Quant aux sciences basées sur le calcul ou l'observation, telles que les mathématiques en général, la physique, la chimie, l'astronomie, la médecine, l'art vétérinaire, les sciences naturelles, chaque partie, chaque article comporte des développements qui suffisent à élucider toutes les questions, à éclaircir tous les doutes, dans la mesure, bien entendu, du degré de perfection auquel sont arrivés ces diverses branches de nos connaissances. Là où le génie de l'homme n'a pu encore réussir à sonder tous les mystères, nous n'avons pu que constater des résultats incomplets ; mais partout, du moins, nous avons signalé le point extrême qui marque la limite où le connu s'arrête, pour faire place aux hypothèses plus ou moins plausibles ; en sorte que le lecteur est certain d'avoir une statistique exacte, rigoureuses, de l'état actuel de la science. Parfois il ne trouvera qu'une ébauche, un dessin dont les formes ne sont pas encore accusées ; mais la reproduction en sera du moins fidèle et complète. Un ordre d'idées naît, un principe est en travail d'enfantement : nous ne pouvons que faire pressentir des conséquences, préjuger des résultats ou indiquer, d'une manière hypothétique, le rôle futur d'un système ou d'une découverte dont on est encore à étudier la valeur et l'importance ; trancher péremptoirement des questions aussi délicates nous paraît contraire à la tâche que nous nous sommes attribuée, comme au-dessus de la portée de notre esprit.
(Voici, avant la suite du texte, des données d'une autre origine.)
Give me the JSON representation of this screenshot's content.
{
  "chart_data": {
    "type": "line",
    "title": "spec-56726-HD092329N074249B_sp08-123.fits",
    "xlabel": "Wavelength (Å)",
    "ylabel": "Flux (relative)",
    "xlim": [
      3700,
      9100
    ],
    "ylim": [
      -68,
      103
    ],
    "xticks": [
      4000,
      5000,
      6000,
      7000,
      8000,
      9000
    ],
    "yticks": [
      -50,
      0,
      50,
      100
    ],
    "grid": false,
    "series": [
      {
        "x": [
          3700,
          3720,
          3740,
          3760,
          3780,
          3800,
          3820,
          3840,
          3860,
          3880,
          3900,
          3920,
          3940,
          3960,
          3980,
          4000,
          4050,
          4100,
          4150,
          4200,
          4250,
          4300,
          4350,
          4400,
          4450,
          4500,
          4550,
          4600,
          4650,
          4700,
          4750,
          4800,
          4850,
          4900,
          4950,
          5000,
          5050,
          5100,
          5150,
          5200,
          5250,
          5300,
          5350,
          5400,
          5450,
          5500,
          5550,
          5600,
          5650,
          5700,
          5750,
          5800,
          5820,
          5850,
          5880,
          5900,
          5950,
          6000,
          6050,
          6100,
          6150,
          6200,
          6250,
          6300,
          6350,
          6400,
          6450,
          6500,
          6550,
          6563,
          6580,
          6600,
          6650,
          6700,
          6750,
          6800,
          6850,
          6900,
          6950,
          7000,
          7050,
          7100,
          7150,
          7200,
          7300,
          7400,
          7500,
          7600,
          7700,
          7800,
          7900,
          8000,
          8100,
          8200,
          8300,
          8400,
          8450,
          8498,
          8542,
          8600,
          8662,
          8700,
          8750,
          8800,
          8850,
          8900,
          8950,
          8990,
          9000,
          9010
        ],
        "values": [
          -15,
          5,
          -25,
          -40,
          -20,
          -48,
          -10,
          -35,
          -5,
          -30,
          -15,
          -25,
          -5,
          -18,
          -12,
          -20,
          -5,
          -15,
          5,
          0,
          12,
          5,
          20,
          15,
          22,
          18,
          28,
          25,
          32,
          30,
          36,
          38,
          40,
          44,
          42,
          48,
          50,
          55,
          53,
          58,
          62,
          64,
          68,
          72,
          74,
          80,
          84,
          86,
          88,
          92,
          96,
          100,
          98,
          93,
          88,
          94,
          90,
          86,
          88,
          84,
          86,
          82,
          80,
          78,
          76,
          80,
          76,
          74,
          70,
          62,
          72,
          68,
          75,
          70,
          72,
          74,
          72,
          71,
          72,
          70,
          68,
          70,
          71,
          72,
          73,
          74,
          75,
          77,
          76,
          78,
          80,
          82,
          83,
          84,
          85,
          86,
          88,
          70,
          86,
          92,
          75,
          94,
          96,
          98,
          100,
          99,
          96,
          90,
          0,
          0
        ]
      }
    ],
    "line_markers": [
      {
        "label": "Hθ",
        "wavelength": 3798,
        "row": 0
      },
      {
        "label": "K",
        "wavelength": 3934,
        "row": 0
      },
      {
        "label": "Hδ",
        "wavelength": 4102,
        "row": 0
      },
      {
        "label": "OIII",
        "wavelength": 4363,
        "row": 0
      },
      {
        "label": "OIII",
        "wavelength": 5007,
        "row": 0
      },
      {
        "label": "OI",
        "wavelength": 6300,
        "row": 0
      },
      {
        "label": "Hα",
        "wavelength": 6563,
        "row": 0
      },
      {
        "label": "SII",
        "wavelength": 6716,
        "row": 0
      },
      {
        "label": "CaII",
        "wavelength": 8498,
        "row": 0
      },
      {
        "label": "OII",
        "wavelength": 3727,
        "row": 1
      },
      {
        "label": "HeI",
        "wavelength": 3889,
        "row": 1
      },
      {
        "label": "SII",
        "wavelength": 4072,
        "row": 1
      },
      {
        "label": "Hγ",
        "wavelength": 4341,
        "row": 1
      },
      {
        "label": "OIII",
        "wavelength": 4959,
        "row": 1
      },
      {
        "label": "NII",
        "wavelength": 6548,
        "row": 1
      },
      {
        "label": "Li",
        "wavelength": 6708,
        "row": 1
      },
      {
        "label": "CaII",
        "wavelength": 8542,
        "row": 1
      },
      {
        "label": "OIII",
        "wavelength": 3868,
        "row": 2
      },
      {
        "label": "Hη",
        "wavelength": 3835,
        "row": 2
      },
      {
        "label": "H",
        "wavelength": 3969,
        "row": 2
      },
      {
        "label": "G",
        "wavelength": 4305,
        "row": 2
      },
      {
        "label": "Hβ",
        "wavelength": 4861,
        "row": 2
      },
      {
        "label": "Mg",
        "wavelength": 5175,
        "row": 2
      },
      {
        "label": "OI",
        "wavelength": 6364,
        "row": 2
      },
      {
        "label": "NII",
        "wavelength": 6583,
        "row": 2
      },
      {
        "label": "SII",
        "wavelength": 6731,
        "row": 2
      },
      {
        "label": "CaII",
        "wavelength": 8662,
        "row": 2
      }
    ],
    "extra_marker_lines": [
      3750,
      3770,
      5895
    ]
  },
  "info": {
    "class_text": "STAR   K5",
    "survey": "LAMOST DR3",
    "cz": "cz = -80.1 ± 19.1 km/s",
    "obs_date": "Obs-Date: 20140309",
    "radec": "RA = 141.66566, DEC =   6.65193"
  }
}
C'est pour nous conformer à cete règle que, tout en faisant l'usage le plus libre de notre faculté de juger, nous nous sommes attaché à présenter au lecteur les doctrines philosophiques, religieuses, politiques et économiques, même les plus controversées et les plus controversables, sans parti pris polémique, et en leur conservant leur véritable physionomie. Matérialisme, spiritualisme, animisme, sensualisme, idéalisme, mysticisme, éclectisme, positivisme, saint-simonisme, fouriérisme, etc., sont entendus et viennent tous à égal titre plaider leurs causes respectives dans nos colonnes. Nous donnons tour à tour la parole au socialisme et au libéralisme économique ; à la protection et au libre échange ; à la centralisation et à l'affranchissement de la commune et de la province ; au principe des nationalités et au droit international fondé sur les traités ; à la morale dite indépendante, et à celle qui invoque de principes et des sanctions métaphysiques ; à la critique rationaliste des religions et à l'apologétique chrétienne. Nous ne voulons blesser aucune conscience mais nous voulons allumer tous les flambeaux ; tant pis pour qui se plaît à la nuit et au sommeil ! Le temps des dogmes et des infaillibilités, les moyens purement utilitaires, les armes souvent déloyales des vieilles polémiques, et d'introduire sérieusement dans la lutte des opinions le sentiment de l'honneur et l'idée du droit. L'unité des esprits doit naître désormais d'un libre, universel et incessant examen, et non d'une autorité intellectuelle. Saint Augustin disait : In necessariis unitas, in dubiis libertas, in omnibus caritas. Nous appliquons à la lutte des opinions cet aphorisme célèbre, en le modifiant de la manière suivante : In omnibus libertas et caritas, ut in necessariis fiat unitas.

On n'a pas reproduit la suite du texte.